After the competition we improved the system and outperformed the winner of the competition (see the table below).

Citation

If you use any part of the system, please, cite our paper above.

Reproduction of the best results

Installation

Clone repositories:

git clone https://github.com/Daniil153/DeepMistake
cd DeepMistake
git clone https://github.com/davletov-aa/mcl-wic

Install requirements

pip install -r mcl-wic/requirements.txt

The solution for the RuShiftEval-2021 shared task on LSCD.

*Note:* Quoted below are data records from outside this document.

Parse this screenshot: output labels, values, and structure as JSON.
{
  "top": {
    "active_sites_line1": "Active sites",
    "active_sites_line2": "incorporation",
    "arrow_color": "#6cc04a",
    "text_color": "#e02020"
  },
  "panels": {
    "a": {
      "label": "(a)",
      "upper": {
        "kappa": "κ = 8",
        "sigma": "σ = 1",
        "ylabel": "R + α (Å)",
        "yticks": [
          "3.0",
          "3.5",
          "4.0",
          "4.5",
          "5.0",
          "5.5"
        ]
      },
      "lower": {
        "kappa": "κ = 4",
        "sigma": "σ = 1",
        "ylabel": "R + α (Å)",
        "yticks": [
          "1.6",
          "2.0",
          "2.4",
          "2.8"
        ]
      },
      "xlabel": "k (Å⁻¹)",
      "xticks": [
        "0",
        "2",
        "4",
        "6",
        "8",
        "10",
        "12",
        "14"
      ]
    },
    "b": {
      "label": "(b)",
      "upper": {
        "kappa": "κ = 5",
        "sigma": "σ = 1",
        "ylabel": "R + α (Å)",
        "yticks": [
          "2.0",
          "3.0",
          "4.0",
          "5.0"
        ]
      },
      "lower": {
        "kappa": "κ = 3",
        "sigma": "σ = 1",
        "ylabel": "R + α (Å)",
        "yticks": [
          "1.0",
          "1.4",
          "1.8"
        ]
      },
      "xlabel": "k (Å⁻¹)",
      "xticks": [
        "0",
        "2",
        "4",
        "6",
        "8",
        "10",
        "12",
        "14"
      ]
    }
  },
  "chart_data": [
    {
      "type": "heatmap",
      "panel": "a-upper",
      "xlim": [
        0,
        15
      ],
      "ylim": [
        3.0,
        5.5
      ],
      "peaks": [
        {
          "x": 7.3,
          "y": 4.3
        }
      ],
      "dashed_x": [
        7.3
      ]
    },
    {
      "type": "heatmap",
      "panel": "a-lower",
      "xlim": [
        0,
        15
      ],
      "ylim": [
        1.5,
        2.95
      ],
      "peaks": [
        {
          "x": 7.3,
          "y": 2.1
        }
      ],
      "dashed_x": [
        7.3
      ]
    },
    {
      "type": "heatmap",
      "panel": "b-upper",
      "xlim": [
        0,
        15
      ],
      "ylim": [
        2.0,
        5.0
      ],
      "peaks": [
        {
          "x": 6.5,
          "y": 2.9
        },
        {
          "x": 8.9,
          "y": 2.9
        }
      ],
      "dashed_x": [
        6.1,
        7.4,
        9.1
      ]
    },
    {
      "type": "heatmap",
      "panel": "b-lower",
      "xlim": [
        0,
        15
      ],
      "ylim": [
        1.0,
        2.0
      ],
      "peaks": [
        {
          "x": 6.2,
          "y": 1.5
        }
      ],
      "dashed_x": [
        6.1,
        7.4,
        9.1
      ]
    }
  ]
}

Download data. You can download data from the command line also:

bash download_files.sh

Download models:

bash download_models.sh first_concat mean_dist_l1ndotn_MSE mean_dist_l1ndotn_CE

To reproduce the best result in evaluation you need use:

bash eval_best_eval_model.sh

To reproduce the best result in post evaluation you need use:

bash eval_best_post-eval_model.sh

To reproduce second the best result in post evaluation you need use:

bash eval_2best_post-eval_model.sh

Results

Results of the LSCD task are presented in the following table. To reproduce them, follow the instructions above to install the correct dependencies.

Model RuShiftEval avg RuShiftEval1 RuShiftEval2 RuShiftEval3 Script
first+concat on MCLen-accCE → RSSdev2-sentSpearMSE, LinReg(https://zenodo.org/record/4981585/files/first_concat.zip) 0.795 0.812 0.78 0.795 eval_best_eval_model.sh
mean+dist_l1ndotn-hs0 on MCLnen-accCE → RSSdev2-sentSpearMSE, Mean (https://zenodo.org/record/4992633/files/mean_dist_l1ndotn_MSE.zip) 0.833 0.839 0.834 0.826 eval_2best_post-eval_model.sh
mean+dist_l1ndotn-hs0 on MCLnen-accCE → RSSdev2-sentSpearCE, Mean (https://zenodo.org/record/4992613/files/mean_dist_l1ndotn_CE.zip) 0.85 0.863 0.854 0.834 eval_best_post-eval_model.sh

Solution for SemEval 2020 Task1

In the process

Train models

Also you can train the best three models with

train_best_eval_model.sh
train_best2_post-eval_model.sh
train_best_post-eval_model.sh